Elena chega à cidade de Nova Iorque com o sonho de ser atriz. Adverte-se a si mesma que numa cidade como aquela é preciso querer pouco, pequeno, senão a cidade a engoliria. Elena queria, não sei quanto Elena quis, mas a cidade venceu uma batalha e Elena capitulou. Elena só conseguia viver na arte, fora dela era dor. Elena oscilava entre pura arte e pura angústia. Não pode conceber uma vida sem arte. Assim seu puro sonho de êxtase, roubou sua vida. Elena enrosca no seu sonho e se morre.  

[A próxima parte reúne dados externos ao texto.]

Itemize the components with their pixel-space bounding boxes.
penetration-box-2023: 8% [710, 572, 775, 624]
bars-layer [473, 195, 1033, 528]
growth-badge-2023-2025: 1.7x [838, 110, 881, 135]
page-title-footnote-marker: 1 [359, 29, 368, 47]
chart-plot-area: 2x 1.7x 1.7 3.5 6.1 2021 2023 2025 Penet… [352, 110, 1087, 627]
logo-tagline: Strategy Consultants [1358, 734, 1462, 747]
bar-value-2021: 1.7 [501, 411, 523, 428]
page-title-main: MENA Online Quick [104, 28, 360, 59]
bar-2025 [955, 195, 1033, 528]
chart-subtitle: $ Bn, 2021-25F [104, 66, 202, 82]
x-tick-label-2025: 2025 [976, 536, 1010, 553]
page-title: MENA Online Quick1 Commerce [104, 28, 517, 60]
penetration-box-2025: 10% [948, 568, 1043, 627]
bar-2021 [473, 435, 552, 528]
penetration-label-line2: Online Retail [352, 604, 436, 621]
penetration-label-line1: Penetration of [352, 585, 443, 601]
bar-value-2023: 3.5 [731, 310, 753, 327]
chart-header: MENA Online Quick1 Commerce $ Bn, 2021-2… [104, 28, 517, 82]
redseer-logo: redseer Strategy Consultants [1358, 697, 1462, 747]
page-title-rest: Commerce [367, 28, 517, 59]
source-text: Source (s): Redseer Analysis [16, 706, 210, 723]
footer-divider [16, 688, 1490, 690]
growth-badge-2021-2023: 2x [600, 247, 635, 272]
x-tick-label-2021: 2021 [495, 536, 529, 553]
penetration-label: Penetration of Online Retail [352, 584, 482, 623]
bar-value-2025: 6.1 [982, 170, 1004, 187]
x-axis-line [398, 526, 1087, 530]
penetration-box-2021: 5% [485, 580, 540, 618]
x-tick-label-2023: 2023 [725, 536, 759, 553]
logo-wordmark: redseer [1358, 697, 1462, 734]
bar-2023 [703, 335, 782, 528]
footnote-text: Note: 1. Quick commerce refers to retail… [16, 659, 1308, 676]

A arte está, para mim, assim quase no topo das atividades humanas, pois que não conheço nada mais integrador. Onde o puro Ser se revela e vive por nossos pés e braços e ventre e pescoço e pele e ossos e mãos e instrumentos. Lembro-me de ‘O Homem da Mão Seca’ de Adélia Prado... eu que também dou por minhas mãos o êxtase da expressão ao Criador, já me amedrontei com a ameaça da falta. Confesso meu crime: já tentei violentar as palavras, quando elas me deixaram em abstinência. É pura dor. É abandono de Deus. Aprendi a não ser mais tão "epifânica". Aprendi a cuidar da vida sem esperar revelações. E entendi que a arte está quase no topo das manifestações humanas. Quase. No topo está a vida e tudo o que a gerar.

Minha Elena, Elena de Adélia, Elena da fúria dos meus sonhos. Todas nós Elenas que vimos. Todas que minguamos de saudade. Todas que desejamos a graça do viver. Todas que damos passagem à arte. Demos, antes, passagem à vida! Quando vivemos pelo teatro, pela dança, pela poesia, por qualquer forma de arte ou por qualquer outro motivo, seja pessoa, profissão ou sonho, há quem reclame. A vida já é o seu próprio motivo. Sempre que nos fixamos em um lugar, estamos fugindo de outro. E a vida quer passagem. Quer passar por céus e sóis, pela terra firme e arada, pelas enchentes dos nossos rios, pelos Ínferos da nossa dor. Nós somos o êxtase, amantes da luz, mas somos sombra e somos dúvida, morada da vida simples, da espera, lugar dos mortais.

Elena você é linda. Petra você é força, transmutação. Honro suas histórias. Traços da minha. Vida minha que me ensinou que é ela mesma a maior das artes. Viver a arte é devolver à força da vida o lugar do centro dos nossos corações. Seguir seu fluxo é a dança que pretendo.